Whatever the reason that “Mektoub” was programmed and no matter how many scathing reviews it receives, the result is that the festival has reaffirmed Kechiche’s stature as a Cannes-anointed auteur. It’s dispiriting. Cannes has been rightly and regularly criticized for its lack of gender diversity, though recently it has made good-faith efforts to rectify its reputation for venerating male auteurs while making a spectacle out of young, beautiful female stars. Last year its programmers signed a “pledge for parity and inclusion” with the activist group 5050×2020, a French group that formed after the Weinstein accusations.

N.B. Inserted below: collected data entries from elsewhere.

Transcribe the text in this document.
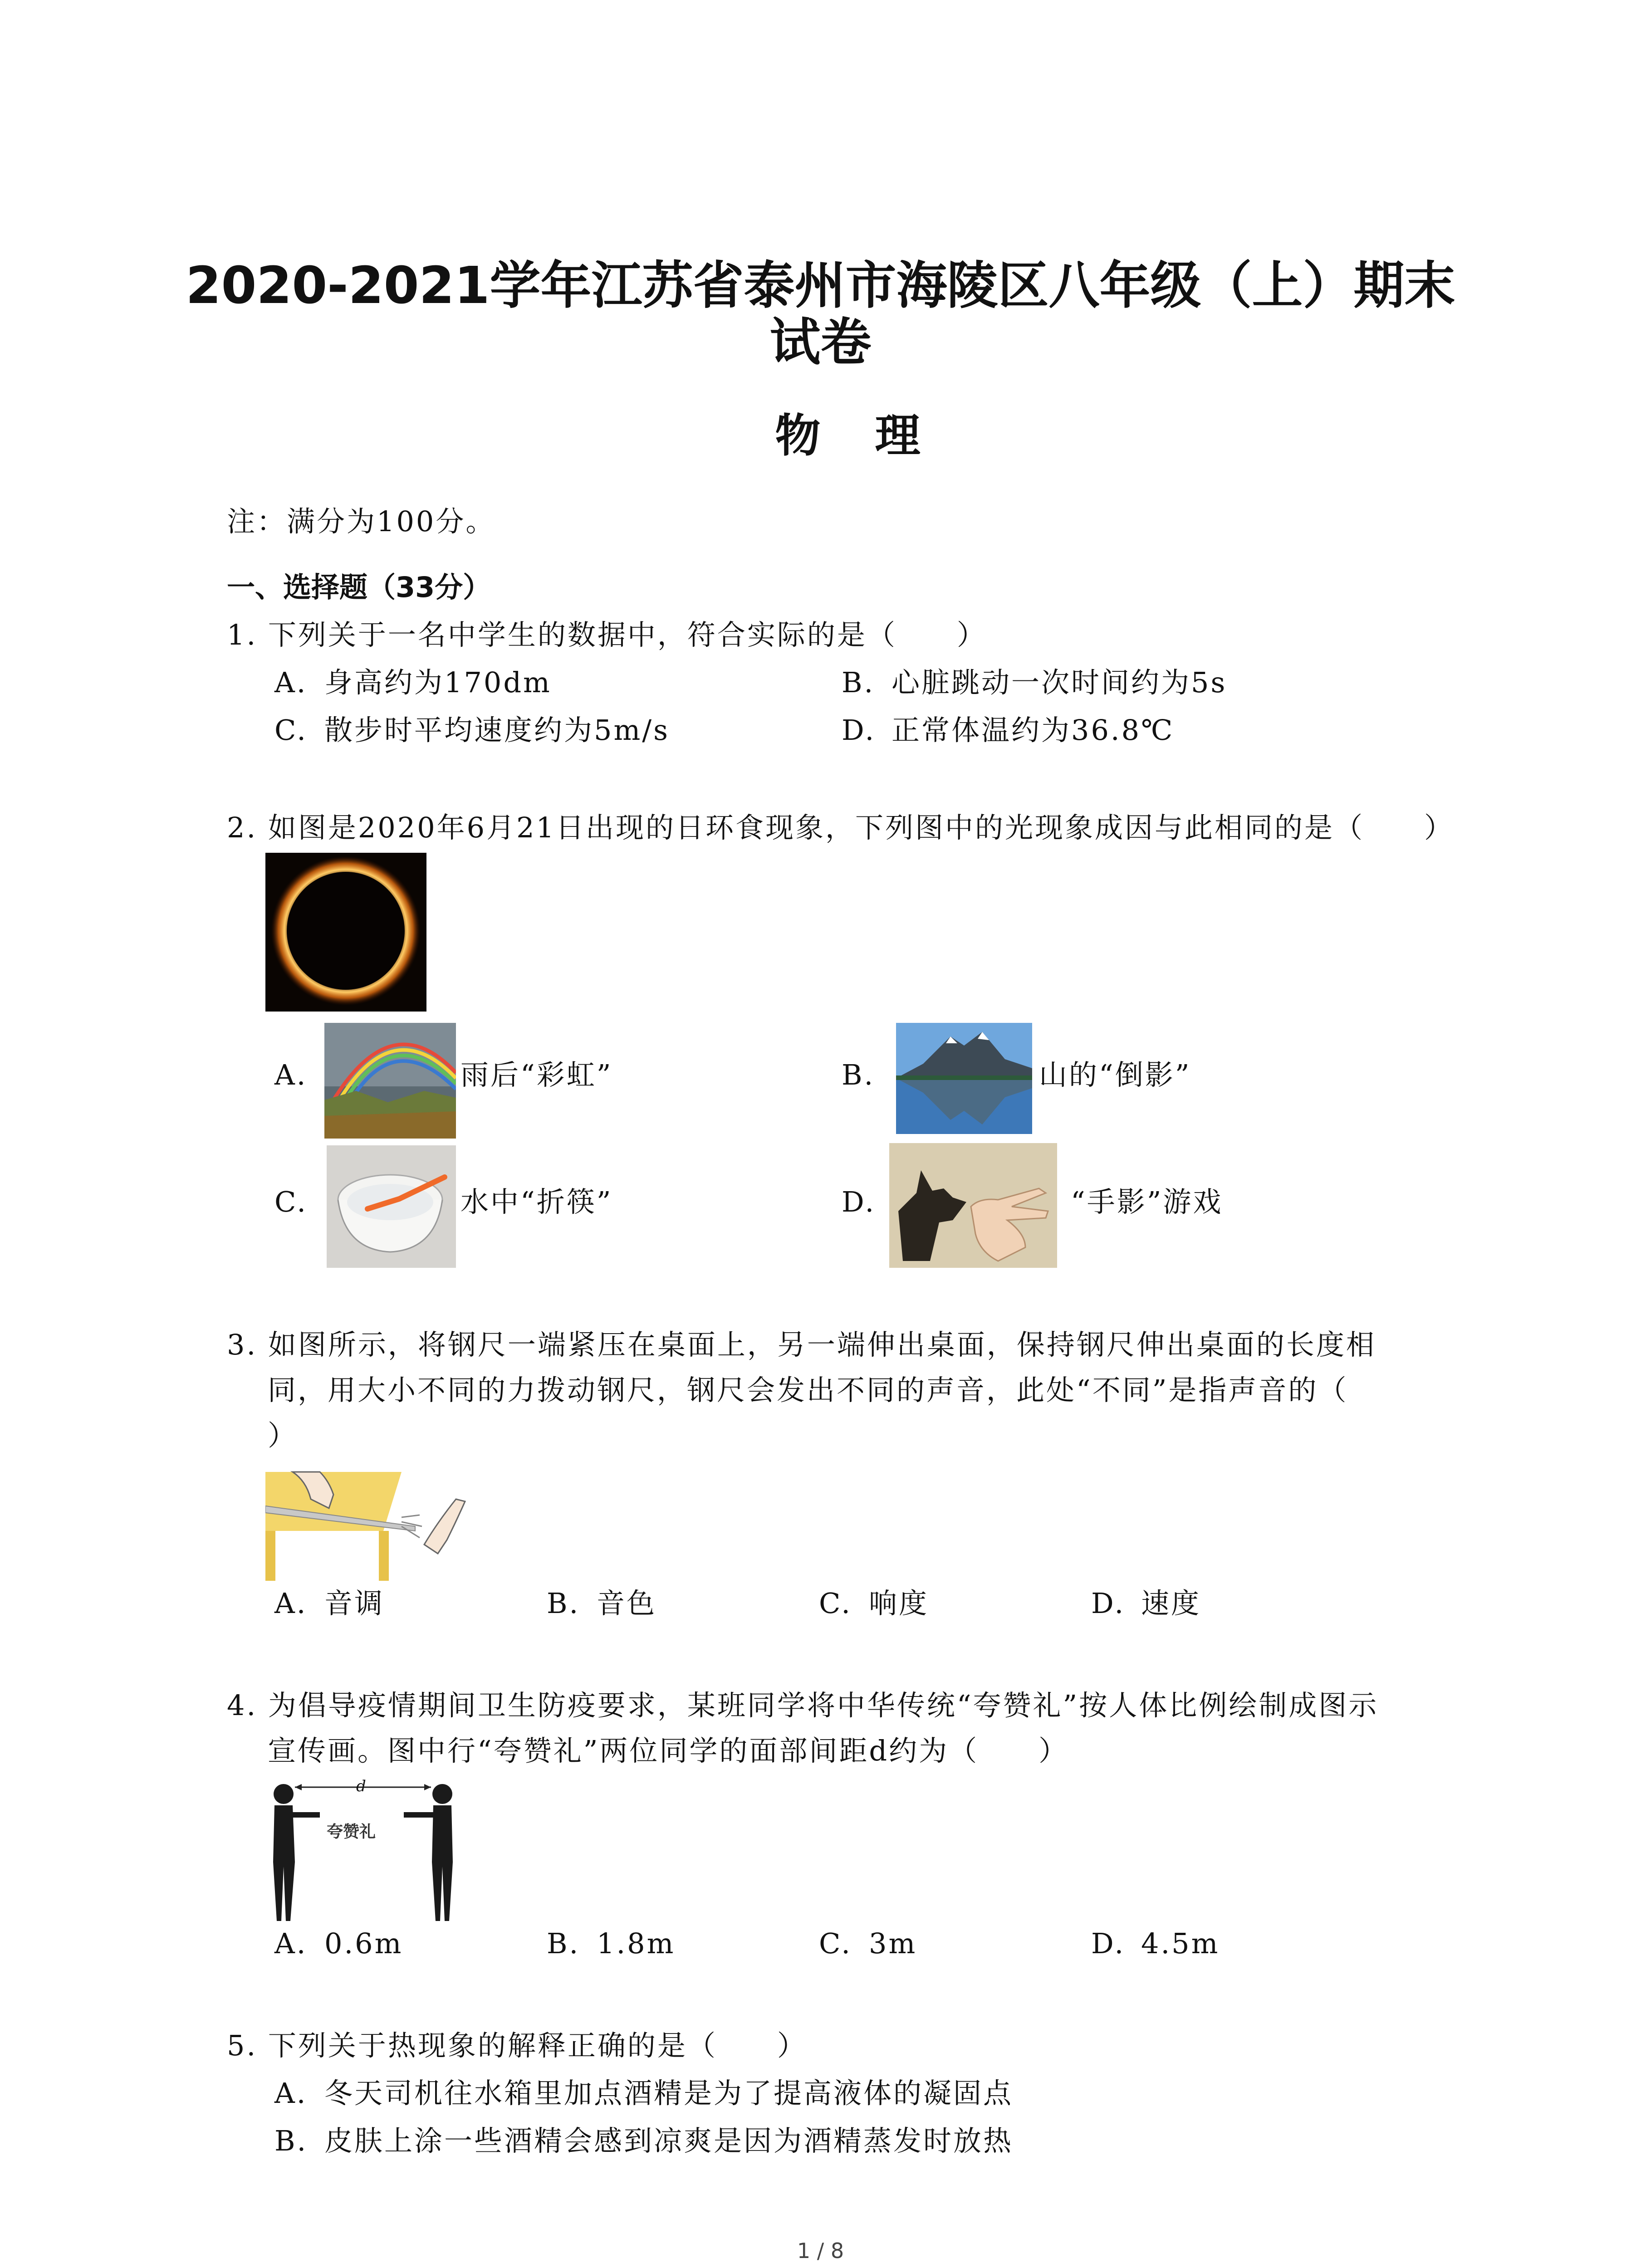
2020-2021学年江苏省泰州市海陵区八年级（上）期末
试卷
物理
注：满分为100分。
一、选择题（33分）
1. 下列关于一名中学生的数据中，符合实际的是（　　）
A. 身高约为170dm	B. 心脏跳动一次时间约为5s
C. 散步时平均速度约为5m/s	D. 正常体温约为36.8℃
2. 如图是2020年6月21日出现的日环食现象，下列图中的光现象成因与此相同的是（　　）
A.	雨后“彩虹”	B.	山的“倒影”
C.	水中“折筷”	D.	“手影”游戏
3. 如图所示，将钢尺一端紧压在桌面上，另一端伸出桌面，保持钢尺伸出桌面的长度相
同，用大小不同的力拨动钢尺，钢尺会发出不同的声音，此处“不同”是指声音的（
）
A. 音调	B. 音色	C. 响度	D. 速度
4. 为倡导疫情期间卫生防疫要求，某班同学将中华传统“夸赞礼”按人体比例绘制成图示
宣传画。图中行“夸赞礼”两位同学的面部间距d约为（　　）
d
夸赞礼
A. 0.6m	B. 1.8m	C. 3m	D. 4.5m
5. 下列关于热现象的解释正确的是（　　）
A. 冬天司机往水箱里加点酒精是为了提高液体的凝固点
B. 皮肤上涂一些酒精会感到凉爽是因为酒精蒸发时放热
1 / 8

The festival is clearly trying to change — partly because of outside feminist pressure — but it needs to do better. One easy symbolic fix would be a complete reconsideration of the red carpet, which is at once the festival’s global brand and a continuing, very contentious emblem of gender inequality. The festival’s official policy is that women are not required to wear high heels, but this year Claudia Eller, the editor in chief of Variety, had a showdown with guards over her (nice!) flats. That there’s a continuum between the kind of religiously enforced clothing restrictions in “Papicha” and the dress code on the red carpet is unfortunately obvious.